Key points and implications
The authors have methodically evaluated the anti-inflammatory and antioxidant effects of polyphenol-rich diet compared to the control, high fat diet and high fat diet without polyphenols groups. Firstly, the high fat diet increased serum alanine transaminase – a marker of liver damage – and triglycerides and these were reduced by the polyphenol-rich diet. Similarly, the oral glucose tolerance test, fasting serum glucose levels, and homeostatic model assessment for assessing β-cell function and insulin resistance, highlighted improvements with the polyphenol-rich diet which were more pronounced than the virgin olive oil diet
without polyphenols. This was confirmed by Western blot analysis of: 1) phosphorylated AKT, 2) GLUT2, 3) AMPK, and 4) PPAR-α in the liver. In addition, the polyphenol-rich diet positively modulated the serum levels of pro-inflammatory (TNF-α and IL-1), and anti-inflammatory (IL-10) mediators. Effects on liver inflammation and oxidative stress were also measured by examining mRNA levels of TNF-a and the cyclooxygenase-2 levels, investigating reactive oxygen species and reactive nitrogen species-induced liver damage, by measuring malondialdehyde levels as a marker of lipid peroxidation. The findings indicated that polyphenol-rich diet improved all of the above parameters more effectively than the virgin olive oil diet without polyphenols diet. Finally, improved fatty acid oxidation with the polyphenol-rich diet was observed in isolated hepatic mitochondria. Overall, using a well-controlled experiment and wide array of conventional biochemical and molecular methodologies this study re-iterates the importance of the polyphenolic content of virgin olive oil in producing potential health benefits.

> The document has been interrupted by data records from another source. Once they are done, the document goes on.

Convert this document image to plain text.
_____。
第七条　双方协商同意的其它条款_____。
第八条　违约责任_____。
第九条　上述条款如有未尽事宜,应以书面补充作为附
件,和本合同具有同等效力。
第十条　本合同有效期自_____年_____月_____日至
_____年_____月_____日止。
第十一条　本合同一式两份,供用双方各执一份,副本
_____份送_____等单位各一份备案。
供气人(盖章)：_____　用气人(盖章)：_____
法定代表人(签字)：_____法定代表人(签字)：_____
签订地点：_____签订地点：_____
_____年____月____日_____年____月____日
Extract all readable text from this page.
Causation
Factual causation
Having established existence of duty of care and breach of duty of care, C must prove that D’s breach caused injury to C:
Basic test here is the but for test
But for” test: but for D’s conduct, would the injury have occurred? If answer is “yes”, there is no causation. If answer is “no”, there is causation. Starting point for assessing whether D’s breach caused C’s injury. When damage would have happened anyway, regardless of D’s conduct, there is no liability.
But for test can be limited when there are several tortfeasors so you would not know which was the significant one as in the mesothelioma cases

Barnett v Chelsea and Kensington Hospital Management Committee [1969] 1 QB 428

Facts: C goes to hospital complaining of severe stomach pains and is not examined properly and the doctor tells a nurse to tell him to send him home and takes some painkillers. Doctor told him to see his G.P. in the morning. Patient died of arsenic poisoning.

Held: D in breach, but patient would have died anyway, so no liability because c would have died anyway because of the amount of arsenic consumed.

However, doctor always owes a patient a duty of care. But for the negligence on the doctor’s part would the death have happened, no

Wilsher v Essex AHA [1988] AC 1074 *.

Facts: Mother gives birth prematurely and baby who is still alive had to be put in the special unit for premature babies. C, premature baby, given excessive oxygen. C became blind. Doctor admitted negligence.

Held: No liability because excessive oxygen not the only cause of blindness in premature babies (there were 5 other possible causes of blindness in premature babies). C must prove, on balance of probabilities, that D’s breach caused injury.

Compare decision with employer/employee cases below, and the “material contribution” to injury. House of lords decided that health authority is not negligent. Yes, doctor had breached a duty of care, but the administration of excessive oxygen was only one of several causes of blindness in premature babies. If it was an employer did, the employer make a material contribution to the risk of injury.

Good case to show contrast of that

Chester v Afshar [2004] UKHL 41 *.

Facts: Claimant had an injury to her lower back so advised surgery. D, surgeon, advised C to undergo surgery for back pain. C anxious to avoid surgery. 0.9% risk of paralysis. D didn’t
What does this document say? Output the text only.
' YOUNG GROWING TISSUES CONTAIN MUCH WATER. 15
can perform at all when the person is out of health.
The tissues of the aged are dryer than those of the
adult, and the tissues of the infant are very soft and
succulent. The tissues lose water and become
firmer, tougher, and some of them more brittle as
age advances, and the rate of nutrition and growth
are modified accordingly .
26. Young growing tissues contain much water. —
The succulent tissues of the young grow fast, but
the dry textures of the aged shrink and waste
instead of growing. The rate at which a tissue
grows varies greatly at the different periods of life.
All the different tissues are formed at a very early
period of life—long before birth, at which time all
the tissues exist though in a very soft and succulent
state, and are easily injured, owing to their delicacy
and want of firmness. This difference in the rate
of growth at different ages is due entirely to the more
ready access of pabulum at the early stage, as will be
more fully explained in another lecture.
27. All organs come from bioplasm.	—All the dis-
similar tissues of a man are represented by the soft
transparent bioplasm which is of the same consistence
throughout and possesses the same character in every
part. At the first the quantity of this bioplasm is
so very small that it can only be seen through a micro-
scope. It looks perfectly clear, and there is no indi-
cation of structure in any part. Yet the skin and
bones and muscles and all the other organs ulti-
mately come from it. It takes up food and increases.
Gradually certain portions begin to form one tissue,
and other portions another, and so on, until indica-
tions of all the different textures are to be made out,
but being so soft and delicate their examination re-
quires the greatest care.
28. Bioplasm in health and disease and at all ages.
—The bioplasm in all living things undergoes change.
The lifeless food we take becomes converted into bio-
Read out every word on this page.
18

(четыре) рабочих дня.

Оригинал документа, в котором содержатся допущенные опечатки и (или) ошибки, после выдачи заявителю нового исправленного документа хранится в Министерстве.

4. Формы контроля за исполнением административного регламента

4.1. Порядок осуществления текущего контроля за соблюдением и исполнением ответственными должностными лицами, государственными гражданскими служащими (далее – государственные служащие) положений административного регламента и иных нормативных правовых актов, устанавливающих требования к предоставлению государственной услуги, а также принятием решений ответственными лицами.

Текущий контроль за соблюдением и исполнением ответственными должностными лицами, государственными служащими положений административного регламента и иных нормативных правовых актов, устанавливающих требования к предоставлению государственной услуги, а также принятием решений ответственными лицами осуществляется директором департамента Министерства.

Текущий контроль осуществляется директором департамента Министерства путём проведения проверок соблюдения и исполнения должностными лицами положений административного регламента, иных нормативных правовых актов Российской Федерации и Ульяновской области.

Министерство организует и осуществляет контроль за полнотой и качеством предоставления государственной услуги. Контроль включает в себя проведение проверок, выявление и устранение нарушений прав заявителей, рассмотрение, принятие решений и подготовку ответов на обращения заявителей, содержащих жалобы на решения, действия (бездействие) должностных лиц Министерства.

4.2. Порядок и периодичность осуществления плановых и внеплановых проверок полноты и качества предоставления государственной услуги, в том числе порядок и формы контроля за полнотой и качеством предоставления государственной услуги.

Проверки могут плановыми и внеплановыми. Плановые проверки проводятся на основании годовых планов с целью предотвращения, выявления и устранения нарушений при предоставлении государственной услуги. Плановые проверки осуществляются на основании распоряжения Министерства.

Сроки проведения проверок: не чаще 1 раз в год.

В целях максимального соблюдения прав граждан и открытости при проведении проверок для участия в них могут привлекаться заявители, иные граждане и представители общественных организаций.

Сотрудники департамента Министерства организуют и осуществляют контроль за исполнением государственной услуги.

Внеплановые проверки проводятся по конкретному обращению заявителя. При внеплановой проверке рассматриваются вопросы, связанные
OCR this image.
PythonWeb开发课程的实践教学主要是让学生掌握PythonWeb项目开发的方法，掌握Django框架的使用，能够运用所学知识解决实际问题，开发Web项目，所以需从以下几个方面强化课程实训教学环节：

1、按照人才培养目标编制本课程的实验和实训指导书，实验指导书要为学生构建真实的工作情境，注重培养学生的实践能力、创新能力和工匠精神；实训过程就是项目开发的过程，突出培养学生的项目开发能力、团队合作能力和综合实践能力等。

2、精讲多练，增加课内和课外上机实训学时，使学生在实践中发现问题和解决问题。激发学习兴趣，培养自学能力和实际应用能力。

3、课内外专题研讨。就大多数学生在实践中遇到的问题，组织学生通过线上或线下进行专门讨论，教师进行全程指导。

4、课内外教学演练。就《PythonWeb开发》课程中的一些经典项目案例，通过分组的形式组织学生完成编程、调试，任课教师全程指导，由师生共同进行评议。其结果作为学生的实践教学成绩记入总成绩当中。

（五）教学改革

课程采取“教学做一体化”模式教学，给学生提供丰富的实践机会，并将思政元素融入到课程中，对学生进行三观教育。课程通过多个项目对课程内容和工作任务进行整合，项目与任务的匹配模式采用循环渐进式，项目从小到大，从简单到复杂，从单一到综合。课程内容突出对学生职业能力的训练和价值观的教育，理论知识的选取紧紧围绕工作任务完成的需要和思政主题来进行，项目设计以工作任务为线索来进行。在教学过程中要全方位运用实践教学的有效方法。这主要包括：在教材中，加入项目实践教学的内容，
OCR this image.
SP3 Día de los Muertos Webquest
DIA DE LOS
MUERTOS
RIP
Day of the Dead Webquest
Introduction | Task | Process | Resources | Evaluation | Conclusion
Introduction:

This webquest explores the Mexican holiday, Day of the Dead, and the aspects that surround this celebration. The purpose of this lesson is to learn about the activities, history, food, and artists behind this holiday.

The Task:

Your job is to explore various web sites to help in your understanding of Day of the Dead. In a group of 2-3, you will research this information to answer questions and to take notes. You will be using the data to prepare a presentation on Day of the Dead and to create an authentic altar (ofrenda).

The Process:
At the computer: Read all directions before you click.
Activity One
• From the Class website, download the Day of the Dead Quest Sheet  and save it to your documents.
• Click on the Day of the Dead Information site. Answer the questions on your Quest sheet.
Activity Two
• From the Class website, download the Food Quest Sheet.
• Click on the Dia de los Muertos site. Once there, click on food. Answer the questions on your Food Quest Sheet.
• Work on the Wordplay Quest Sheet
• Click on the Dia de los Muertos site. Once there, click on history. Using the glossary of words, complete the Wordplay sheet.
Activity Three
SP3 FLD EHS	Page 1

- A. Lama et al., Polyphenol-rich virgin olive oil reduces insulin resistance and liver inflammation and improves mitochondrial dysfunction in high-fat diet fed rats. Molecular nutrition & food research 61, (2017).
- L. Parkinson, S. Cicerale, The Health Benefiting Mechanisms of Virgin Olive Oil Phenolic Compounds. Molecules 21, (2016).
- S. Cicerale, X. A. Conlan, A. J. Sinclair, R. S. Keast, Chemistry and health of olive oil phenolics. Critical reviews in food science and nutrition 49, 218-236 (2009).
- P. Reboredo-Rodriguez et al., State of the Art on Functional Virgin Olive Oils Enriched with Bioactive Compounds and Their Properties. International journal of molecular sciences 18, (2017).
- F. Visioli, A. Poli, C. Gall, Antioxidant and other biological activities of phenols from olives and olive oil. Medicinal research reviews 22, 65-75 (2002).